Dinas pemadam kebakaran nasional Taiwan mengatakan jumlah korban tewas akibat gempa ini sudah mencapai 10 orang. Sebanyak tiga orang di atnaranya adalah warga negara Republik Rakyat China. Ketiganya menginap di Hotel Beauty Stay, yang terletak di lantai dua apartemen.

Di dalam apartemen, 37 orang penghuni dan 10 orang tamu hotel belum ditemukan. Lebih dari 250 orang terluka akibat gempa paling dahsyat di Hualien dalam beberapa dasawarsa terakhir.

Hualien adalah salah satu daerah tujuan wisata populer di Taiwan. Keindahan pemandangan alam di kawasan yang berada di antara pegunungan dan laut itu bisa dilihat mulai dari dalam kereta yang melintas di pesisir.

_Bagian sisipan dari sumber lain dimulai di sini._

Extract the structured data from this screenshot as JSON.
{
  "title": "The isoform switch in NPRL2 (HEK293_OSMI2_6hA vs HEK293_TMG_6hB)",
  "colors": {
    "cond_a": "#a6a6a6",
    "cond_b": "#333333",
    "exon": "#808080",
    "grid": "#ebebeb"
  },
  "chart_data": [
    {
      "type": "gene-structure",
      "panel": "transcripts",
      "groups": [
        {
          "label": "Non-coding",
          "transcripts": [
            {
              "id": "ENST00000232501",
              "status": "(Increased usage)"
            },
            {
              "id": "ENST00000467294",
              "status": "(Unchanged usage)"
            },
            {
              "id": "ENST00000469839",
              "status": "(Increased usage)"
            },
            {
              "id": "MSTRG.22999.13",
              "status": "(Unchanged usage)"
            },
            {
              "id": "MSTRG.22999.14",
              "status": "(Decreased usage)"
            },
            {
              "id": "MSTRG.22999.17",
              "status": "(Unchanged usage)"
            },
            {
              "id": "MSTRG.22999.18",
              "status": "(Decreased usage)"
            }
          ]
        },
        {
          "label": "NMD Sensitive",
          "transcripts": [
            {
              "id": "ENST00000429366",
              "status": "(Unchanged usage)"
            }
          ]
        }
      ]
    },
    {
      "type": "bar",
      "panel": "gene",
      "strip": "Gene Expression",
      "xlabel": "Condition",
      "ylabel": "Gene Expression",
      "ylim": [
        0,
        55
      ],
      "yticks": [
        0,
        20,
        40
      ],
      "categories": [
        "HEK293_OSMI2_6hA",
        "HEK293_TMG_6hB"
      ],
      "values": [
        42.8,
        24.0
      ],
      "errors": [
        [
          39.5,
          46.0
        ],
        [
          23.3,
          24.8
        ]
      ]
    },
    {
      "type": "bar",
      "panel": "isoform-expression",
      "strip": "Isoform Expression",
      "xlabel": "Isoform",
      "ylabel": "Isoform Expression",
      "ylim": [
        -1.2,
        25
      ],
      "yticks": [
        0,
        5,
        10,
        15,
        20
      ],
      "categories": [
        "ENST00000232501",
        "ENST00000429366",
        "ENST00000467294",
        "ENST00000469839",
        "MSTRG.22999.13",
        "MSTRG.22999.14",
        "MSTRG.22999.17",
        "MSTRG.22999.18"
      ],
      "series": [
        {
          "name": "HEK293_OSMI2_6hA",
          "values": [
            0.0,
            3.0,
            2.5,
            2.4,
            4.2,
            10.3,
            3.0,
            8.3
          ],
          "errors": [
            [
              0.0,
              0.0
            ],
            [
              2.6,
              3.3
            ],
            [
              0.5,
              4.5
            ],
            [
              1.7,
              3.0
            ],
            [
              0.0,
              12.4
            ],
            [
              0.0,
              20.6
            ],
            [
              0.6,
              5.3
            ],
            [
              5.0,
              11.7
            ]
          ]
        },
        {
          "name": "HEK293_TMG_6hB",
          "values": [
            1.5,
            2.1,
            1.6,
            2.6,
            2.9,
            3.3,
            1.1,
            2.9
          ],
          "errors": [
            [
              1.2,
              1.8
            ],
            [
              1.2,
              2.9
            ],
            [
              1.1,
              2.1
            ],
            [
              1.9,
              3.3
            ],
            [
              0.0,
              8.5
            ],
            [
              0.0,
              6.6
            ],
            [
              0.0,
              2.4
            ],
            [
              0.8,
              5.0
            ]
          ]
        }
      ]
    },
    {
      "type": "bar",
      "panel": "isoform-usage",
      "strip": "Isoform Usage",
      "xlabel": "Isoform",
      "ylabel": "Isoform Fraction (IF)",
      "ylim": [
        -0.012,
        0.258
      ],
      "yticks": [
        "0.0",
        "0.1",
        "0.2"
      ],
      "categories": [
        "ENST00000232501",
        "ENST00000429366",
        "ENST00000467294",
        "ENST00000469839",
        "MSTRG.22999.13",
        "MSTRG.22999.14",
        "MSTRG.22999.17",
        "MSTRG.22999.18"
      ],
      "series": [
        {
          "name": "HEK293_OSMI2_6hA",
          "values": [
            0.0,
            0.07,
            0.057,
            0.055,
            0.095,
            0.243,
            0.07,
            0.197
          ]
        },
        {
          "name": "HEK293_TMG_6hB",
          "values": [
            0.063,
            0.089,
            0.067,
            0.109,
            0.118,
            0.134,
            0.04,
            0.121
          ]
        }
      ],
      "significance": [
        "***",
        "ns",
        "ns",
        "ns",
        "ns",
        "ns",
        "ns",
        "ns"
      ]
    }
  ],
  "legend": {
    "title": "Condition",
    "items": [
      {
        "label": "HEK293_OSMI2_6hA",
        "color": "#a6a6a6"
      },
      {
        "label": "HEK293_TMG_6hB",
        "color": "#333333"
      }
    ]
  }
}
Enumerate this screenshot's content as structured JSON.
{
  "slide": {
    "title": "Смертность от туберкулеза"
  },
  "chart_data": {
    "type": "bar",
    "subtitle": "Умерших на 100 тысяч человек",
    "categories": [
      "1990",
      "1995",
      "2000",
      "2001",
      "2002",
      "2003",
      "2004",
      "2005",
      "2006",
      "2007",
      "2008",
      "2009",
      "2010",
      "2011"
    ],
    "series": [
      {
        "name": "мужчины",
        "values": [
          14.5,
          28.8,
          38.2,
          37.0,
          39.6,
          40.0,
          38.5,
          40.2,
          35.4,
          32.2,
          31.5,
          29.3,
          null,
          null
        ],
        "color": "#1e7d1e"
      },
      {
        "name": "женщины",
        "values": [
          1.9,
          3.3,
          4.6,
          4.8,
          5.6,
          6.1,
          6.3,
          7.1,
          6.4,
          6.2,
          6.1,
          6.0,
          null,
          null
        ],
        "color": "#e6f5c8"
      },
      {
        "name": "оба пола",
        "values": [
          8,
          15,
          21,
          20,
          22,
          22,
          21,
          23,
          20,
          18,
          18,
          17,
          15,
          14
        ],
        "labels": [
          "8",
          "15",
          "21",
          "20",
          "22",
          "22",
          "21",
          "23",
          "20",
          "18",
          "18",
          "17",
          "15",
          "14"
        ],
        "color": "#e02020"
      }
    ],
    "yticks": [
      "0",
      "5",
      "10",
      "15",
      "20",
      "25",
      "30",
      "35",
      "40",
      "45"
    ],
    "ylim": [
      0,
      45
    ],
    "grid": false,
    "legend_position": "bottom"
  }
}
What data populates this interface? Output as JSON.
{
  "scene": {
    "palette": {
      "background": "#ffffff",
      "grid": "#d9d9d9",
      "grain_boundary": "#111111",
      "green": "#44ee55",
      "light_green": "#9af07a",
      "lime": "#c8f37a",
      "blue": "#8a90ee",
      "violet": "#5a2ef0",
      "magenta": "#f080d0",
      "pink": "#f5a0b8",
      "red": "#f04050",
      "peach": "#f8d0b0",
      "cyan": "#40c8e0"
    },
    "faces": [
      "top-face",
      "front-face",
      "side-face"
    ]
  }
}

Gempa terparah yang menghantam Taiwan dalam beberapa dasawarsa terakhir terjadi pada September 1999. Gempa berkekuatan 7,6 pada skala Richter itu menewaskan sekitar 2.400 orang.

Sejak bencana itu terjadi, pemerintah mengeluarkan peraturan yang mewajibkan pembuatan bangunan yang lebih kokoh agar mampu bertahan dari guncangan gempa berkekuatan sedang.